A quick, surprised “Sure.” was the response mustered.

I followed him into the office.

Words, words and words. I caught them one by one. “We don’t want to set him up for failure. Has he had an IEP? Is he in a remedial program at his present school?” They came to me, floated in my ears and landed denting, binging, cutting my mother confidence.

And then all those dings bled.

What? What? What? I wanted to scream. Set him up? Set him up? He’s perfect, he’s perfect, he’s…..perrreeeecccctttt!!! I’m his mother, his attentive loving ‘know-my-kid’ mother. This isn’t happening. You’re wrong! He’s fine

“This is a sample of the work he did today.” I looked at it. It looked the same all his writing did only now, now, now, I knew I was looking at the writing of a kid who was not up-to-par, up-to-snuff, not-within-the-wide-boundaries even this school draws.

I asked for samples of other kids writing just so I could see, see, see for myself that yes in, fact, he was, he is, he is, he is so painfully behind.

How could I be so stupid?
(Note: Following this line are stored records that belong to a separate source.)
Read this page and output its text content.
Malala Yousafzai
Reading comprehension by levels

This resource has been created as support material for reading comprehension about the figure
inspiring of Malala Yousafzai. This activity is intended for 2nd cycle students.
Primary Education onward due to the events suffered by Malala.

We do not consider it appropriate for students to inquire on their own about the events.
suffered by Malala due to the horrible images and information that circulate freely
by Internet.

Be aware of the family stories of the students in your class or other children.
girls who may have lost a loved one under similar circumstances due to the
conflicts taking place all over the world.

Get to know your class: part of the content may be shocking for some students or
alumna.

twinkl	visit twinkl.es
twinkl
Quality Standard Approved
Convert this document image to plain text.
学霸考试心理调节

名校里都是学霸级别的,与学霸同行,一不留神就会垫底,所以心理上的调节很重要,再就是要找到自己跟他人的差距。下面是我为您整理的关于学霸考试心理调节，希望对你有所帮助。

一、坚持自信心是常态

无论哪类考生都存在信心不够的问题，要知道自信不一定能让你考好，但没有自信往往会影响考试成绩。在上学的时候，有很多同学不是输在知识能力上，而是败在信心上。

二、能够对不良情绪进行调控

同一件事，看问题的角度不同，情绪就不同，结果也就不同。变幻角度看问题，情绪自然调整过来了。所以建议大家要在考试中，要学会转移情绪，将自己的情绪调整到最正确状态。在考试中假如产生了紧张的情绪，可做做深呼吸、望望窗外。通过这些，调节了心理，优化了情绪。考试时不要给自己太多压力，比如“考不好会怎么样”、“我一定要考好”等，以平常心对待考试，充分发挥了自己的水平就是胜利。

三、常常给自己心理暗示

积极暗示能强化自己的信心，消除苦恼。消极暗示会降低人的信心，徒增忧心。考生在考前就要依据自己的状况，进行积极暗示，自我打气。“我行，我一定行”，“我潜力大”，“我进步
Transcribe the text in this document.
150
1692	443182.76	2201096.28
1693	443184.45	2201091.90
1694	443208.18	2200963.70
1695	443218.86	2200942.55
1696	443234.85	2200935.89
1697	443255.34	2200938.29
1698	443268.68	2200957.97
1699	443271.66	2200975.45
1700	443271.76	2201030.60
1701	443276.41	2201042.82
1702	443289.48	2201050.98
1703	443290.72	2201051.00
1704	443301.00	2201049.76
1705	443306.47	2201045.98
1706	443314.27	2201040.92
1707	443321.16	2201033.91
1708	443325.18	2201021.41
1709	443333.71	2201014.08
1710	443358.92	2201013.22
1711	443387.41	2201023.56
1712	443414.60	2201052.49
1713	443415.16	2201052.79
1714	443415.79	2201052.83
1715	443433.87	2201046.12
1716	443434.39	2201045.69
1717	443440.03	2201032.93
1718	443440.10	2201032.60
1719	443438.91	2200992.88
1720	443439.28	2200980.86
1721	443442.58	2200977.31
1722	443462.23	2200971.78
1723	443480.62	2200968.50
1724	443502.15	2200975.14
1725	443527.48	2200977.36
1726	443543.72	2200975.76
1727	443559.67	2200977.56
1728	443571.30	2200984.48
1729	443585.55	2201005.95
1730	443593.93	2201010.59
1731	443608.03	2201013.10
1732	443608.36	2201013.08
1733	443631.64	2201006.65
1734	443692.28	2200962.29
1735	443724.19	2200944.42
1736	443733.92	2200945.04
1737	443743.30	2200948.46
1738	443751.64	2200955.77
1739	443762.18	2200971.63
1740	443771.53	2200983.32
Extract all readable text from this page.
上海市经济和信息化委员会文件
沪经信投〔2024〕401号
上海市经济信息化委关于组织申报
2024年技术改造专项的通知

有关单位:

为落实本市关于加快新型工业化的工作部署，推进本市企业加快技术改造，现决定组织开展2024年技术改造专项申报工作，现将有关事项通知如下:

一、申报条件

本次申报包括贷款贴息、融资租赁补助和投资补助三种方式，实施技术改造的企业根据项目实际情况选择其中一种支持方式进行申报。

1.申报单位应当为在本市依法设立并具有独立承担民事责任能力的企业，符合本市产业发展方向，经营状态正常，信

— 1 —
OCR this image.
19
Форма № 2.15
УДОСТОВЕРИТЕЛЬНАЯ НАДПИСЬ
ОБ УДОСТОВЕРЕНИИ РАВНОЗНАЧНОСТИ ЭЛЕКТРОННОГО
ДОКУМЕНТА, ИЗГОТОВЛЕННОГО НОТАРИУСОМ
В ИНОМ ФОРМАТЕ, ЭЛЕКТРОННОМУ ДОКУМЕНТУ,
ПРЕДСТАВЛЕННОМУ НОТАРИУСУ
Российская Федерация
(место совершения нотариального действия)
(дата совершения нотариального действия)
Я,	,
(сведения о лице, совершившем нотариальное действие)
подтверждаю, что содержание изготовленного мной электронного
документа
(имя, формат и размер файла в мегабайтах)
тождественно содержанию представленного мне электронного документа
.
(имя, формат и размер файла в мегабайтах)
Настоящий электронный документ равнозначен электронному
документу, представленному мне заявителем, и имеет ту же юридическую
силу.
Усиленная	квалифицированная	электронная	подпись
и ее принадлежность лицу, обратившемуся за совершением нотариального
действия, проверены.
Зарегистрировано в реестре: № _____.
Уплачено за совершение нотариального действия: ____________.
How could I not see his development falling so far behind? How could I claim to love a child when I can’t even see him, see him, see him. I can’t see him, he’s a mass of brown softness through my tears.

What’s wrong with me as a mother? What kind of mother would not recognize, act upon, defend, get help for her child? What kind of $^#%*@ mother?

I espouse that in the end, it won’t matter what we do. In the end, our kids will be just who they will be and we have little control. What I forget about is the guilt, the thought that somewhere, some step in his short almost 9 year life span I screwed up and it’s my fault, my fault, my fault.

And God, if I can’t, couldn’t, wouldn’t see this then what else am I missing? What else? What else?

1 Comments:

At 8:26 AM, Anonymous Anonymous said...

Blame his father! It must be his father's fault!

Kidding. Saw the big man in Boston and while he has a few more gray hairs than I do, he was looking good.

He gave us your site which Jenny and I have been reading. Keep up the good work.